Being gay != not having sex with women.
Being gay == having sex with men.
Er. Source, please? I've never encountered that one before.
Why then would we say GBLT if those who were Bi- fall under the category of Gay?
You are on slashdot, you are not gay or hetero.
Eunuch you probably would have noticed but the life style is much the same.
I don't think you can apply the same "Slashdot geeks don't get laid" to the gay male contingent. The dynamics don't work quite the same way.
Women have learned to withhold their consent to sex in order to broker power with males, and essentially reserve it much like doggy treats with the result that males compete to become the highest bidder in terms of fitness. (This in turn reduces the majority of women to the level of some hybrid prostitute-drug dealer.)

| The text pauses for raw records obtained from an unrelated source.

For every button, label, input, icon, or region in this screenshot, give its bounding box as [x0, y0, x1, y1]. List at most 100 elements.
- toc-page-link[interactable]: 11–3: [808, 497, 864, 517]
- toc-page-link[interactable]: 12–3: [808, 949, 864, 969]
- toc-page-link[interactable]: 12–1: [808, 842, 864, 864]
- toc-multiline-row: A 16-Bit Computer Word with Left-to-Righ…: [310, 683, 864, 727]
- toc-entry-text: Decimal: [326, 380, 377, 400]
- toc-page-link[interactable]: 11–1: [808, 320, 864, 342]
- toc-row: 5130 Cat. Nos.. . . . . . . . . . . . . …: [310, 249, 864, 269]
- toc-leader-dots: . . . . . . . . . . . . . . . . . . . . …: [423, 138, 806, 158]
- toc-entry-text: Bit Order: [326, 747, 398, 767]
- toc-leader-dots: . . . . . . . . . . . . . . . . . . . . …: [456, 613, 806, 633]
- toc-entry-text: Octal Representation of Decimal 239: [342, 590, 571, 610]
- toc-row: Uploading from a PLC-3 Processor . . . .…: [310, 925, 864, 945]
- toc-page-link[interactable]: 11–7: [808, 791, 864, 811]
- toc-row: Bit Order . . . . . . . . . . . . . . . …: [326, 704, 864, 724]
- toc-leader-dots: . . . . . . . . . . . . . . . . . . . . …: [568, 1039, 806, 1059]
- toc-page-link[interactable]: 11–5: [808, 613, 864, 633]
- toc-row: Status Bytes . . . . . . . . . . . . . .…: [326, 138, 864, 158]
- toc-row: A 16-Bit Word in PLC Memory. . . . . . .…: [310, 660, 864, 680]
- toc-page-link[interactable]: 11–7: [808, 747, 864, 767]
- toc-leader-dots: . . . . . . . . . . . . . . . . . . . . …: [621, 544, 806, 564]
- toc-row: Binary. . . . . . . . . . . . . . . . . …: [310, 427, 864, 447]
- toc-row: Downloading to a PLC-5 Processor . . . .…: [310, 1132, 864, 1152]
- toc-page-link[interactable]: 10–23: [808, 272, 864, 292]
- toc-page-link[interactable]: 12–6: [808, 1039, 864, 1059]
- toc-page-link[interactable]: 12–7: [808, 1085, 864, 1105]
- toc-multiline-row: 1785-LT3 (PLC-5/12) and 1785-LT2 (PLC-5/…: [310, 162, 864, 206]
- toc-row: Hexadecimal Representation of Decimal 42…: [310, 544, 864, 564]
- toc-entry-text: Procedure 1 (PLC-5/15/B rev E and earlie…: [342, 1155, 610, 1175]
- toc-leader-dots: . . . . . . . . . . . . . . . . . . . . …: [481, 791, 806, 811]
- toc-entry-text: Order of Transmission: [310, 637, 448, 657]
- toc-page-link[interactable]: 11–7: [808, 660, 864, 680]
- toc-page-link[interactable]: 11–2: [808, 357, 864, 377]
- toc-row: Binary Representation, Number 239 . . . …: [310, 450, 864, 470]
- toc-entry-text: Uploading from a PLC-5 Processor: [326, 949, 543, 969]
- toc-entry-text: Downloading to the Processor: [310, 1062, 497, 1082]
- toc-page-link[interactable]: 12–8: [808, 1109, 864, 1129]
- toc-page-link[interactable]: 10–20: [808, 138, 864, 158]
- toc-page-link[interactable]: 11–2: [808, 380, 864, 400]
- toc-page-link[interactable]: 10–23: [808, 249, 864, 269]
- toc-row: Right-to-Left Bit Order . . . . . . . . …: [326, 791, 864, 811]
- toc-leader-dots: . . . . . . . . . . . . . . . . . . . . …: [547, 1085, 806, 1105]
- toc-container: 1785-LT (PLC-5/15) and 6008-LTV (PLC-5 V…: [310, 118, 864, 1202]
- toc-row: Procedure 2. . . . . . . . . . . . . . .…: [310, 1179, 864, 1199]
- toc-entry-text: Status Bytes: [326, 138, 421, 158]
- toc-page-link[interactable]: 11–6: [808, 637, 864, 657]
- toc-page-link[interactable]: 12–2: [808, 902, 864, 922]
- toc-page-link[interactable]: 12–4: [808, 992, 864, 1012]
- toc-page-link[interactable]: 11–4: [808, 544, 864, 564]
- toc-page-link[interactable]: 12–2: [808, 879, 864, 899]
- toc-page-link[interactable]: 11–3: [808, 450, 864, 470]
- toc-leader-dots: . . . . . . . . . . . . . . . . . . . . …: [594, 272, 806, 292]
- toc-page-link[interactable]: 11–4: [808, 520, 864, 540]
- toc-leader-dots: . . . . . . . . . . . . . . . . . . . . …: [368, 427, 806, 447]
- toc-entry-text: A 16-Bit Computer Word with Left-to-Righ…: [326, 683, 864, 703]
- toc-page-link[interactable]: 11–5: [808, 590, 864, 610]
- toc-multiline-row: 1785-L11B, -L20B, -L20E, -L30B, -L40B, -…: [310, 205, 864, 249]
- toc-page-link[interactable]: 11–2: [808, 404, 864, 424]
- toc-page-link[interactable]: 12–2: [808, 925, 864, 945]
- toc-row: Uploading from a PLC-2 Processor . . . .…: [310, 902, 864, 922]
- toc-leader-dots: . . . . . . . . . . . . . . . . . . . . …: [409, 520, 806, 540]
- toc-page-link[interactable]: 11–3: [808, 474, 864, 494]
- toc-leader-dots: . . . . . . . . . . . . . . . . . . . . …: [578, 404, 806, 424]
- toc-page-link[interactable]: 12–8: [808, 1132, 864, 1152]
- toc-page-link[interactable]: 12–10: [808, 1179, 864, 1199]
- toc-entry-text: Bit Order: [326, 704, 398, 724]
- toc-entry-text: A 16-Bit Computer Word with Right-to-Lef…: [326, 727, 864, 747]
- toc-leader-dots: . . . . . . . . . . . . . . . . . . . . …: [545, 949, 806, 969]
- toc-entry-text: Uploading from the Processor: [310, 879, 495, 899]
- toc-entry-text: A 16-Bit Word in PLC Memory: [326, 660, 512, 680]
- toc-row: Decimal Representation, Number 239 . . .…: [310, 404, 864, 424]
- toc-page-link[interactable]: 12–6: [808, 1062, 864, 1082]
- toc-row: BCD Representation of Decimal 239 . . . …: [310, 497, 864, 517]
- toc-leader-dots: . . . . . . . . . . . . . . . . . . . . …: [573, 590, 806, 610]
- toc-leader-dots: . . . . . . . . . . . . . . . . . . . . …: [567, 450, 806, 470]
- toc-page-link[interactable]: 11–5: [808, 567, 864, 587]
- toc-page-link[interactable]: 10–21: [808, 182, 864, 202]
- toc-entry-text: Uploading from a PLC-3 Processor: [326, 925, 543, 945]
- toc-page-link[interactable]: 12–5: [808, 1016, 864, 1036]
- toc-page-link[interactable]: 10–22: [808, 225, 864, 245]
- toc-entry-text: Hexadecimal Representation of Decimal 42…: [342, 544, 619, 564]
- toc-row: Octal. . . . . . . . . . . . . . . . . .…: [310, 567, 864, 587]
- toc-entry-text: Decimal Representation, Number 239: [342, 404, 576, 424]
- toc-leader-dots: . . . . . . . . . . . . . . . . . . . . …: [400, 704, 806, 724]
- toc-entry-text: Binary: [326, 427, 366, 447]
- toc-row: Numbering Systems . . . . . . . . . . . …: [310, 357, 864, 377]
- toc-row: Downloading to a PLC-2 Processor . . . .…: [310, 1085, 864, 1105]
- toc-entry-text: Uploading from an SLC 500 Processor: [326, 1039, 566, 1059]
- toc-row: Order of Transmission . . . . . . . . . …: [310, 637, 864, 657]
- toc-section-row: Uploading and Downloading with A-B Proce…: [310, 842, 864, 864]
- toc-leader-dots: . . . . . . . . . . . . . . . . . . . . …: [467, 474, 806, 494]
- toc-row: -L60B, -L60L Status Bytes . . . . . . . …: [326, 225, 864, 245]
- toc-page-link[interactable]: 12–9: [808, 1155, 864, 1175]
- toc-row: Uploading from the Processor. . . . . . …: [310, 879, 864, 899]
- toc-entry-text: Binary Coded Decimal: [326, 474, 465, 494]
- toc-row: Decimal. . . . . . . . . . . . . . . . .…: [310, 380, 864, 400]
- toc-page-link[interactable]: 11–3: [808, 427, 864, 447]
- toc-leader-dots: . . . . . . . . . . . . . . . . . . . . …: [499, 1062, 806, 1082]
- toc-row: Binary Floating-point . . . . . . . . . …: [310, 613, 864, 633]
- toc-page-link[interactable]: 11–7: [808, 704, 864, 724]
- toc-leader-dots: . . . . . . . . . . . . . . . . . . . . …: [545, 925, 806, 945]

Men, however, can probably never learn to do this, and typically wouldn't condone such cruel ploys anyway. I've found they're nearly always down for it, particularly in a social niche that's being underserved by women. More often than not, even ostensibly "straight" guys start to get interested after a long enough dry spell. Hence, I tend to fare rather well generally, and in the geek communities particularly. I suspect this is rather common.
Why do women wear bras anyways? They don't need them.
I've always assumed it was to prevent them from slapping against their foreheads cartoonishly when running.
Thanks for reminding me that, being gay, I'm fortunate not to be living in the 1400's and fumbling around in the dark with those tricky codpieces.